Mostly Harmless Econometrics – Angrist
While I don’t regularly work with instrumental variables, generalized methods of moments, or regression discontinuity, this book is a great high level introduction to econometrics. The chapters on regression theory and quantile regression are phenomenal.
Regression Modeling Strategies – Harrell
This is my most referenced book and the one that really helped in my overall development as an applied statistician. All the important topics are covered, from imputation, regression splines, and so forth. This book includes R code for performing analysis using the RMS package. I end up citing this book quite a lot. For example, in a recent work email, I mentioned that Harrell “also says on page 61 that “narrowly distributed predictor variables will require higher sample sizes.”” Essential reading in my opinion.
Data Analysis Using Regression and Multilevel/Hierarchical Models – Gelman and Hill
The first half of this book cover statistical inference using single level models and the second half is dedicated to multilevel methods. Given that I am rarely work with panel data, I use the first half of this book a reference for things that I may need a quick refresher on. It is very accessible and has plenty of examples with R code.
Semiparametric Regression for the Social Sciences – Keele
This is one of my favorite statistical books.
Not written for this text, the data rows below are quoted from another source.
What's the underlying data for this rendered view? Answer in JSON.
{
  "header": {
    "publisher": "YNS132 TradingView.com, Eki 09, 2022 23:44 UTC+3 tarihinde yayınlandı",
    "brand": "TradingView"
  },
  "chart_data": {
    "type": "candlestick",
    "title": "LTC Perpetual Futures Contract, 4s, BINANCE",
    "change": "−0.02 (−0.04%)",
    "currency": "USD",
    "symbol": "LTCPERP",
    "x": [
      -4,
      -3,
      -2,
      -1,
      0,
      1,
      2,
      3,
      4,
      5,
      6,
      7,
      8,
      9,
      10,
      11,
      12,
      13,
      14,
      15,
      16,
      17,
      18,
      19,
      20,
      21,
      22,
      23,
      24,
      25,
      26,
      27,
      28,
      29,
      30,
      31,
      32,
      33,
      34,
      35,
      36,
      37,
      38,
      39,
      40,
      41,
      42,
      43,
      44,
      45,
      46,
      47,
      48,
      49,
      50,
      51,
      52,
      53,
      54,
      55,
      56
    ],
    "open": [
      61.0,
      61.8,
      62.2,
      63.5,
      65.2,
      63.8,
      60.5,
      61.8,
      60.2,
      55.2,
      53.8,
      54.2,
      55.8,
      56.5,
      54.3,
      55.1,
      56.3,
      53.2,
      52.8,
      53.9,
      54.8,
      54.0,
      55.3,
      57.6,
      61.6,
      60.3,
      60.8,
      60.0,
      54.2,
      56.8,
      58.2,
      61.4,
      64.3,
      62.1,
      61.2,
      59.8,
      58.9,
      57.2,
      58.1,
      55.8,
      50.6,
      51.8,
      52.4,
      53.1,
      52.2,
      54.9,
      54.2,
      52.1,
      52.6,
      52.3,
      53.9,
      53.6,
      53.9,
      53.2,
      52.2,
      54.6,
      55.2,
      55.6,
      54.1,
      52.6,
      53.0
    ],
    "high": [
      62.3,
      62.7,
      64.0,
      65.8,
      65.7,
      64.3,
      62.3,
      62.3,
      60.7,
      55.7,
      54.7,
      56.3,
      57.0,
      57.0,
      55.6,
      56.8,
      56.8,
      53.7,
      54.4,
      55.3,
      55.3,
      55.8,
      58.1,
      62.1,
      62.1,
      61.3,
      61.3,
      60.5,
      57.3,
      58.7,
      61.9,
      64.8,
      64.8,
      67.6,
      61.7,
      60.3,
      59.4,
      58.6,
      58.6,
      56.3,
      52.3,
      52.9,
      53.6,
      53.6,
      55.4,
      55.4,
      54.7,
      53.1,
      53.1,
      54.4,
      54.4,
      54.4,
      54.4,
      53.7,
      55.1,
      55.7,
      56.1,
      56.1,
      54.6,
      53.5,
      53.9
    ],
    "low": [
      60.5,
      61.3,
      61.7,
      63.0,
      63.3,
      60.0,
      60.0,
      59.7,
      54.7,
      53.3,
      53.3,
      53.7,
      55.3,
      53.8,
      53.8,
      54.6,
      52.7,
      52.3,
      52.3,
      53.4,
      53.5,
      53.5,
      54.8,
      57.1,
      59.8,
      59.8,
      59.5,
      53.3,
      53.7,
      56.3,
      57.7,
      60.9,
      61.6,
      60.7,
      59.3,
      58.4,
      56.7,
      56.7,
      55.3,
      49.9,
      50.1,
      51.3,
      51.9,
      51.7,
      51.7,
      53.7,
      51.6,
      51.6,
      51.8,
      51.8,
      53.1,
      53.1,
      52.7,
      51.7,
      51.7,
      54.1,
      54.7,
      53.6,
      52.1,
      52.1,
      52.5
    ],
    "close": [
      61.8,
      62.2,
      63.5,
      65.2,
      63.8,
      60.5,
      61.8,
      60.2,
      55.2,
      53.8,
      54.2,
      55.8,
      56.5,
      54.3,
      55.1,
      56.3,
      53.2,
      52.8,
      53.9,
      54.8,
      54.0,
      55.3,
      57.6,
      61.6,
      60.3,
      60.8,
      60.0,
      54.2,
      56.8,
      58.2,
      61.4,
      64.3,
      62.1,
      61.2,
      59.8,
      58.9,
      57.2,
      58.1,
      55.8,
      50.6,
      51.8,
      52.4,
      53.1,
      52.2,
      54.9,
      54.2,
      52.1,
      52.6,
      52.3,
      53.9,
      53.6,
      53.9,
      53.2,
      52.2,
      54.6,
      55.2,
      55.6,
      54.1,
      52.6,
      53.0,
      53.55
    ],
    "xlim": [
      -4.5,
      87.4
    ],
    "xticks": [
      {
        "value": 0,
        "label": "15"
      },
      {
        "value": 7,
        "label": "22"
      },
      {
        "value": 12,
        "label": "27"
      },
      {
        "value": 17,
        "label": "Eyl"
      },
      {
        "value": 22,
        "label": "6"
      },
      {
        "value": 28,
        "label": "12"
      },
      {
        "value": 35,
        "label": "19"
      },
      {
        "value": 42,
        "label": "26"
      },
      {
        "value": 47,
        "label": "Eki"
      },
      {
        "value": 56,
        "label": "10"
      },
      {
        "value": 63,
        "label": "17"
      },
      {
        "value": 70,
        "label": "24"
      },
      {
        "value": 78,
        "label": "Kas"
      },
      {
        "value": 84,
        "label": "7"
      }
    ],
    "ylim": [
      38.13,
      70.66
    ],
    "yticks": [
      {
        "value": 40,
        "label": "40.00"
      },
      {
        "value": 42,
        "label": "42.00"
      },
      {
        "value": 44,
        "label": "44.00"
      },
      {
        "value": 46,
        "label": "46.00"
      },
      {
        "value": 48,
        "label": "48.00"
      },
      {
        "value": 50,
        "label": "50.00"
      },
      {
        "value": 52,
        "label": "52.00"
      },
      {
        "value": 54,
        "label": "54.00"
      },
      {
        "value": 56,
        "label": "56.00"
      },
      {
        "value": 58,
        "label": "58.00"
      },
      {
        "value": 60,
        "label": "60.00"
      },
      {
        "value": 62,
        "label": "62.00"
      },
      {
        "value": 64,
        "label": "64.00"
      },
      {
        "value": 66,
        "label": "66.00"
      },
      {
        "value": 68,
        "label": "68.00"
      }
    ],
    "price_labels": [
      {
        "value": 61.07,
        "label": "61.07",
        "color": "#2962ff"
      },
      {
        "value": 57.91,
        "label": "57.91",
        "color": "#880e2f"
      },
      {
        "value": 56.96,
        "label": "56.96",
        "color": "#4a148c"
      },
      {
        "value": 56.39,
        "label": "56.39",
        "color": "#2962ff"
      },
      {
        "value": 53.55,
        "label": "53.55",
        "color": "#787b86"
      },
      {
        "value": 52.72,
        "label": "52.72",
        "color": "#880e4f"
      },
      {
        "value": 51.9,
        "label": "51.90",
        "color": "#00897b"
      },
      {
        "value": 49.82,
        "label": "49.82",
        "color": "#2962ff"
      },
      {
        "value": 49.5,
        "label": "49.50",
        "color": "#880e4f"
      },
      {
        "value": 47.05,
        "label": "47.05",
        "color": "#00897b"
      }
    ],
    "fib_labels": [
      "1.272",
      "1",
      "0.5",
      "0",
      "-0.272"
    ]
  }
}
Well written and easy to comprehend, but still rigorous. Covers local regression, splines, and generalized additive models. There is also a solid chapter on the use of bootstrapping with semiparametric and nonparametric models.
Statistical Learning from a Regression Perspective – Berk
As a skeptic who is wary of every hype machine, I really enjoyed Berks preface in which he discusses the “dizzying array of new statistical procedures” that have been introduced over the past several decades with “the hype of a big-budget movie.” I got this text for its treatment of topics such as boosting, bagging, random forest, and support vector machines. I will probably need to reread this book several more times before I fully comprehend everything.
Time Series: a Biostatistical Introduction – Diggle
The lack of quality time series books is really infuriating. Don’t get me wrong, there are some good texts on forecasting, such as the free online book from Hyndaman. However, I’ve yet to find a really good intermediate level treatment of time series analysis besides this one. Contains good coverage of repeated measurements, ARIMA modeling, and forecasting.
Statistical Rethinking – McElreath
While I was introduced to robust techniques and nonparametric statistics in graduate school, there was nothing on Bayesian methods. Due to a fear of the topic, I avoided learning about it until this past year. This book by McElreath has been great as it is very accessible and provides code for understanding various principles. Over the next year, I am hoping to dive deeper into Bayesian techniques and this was a good first step.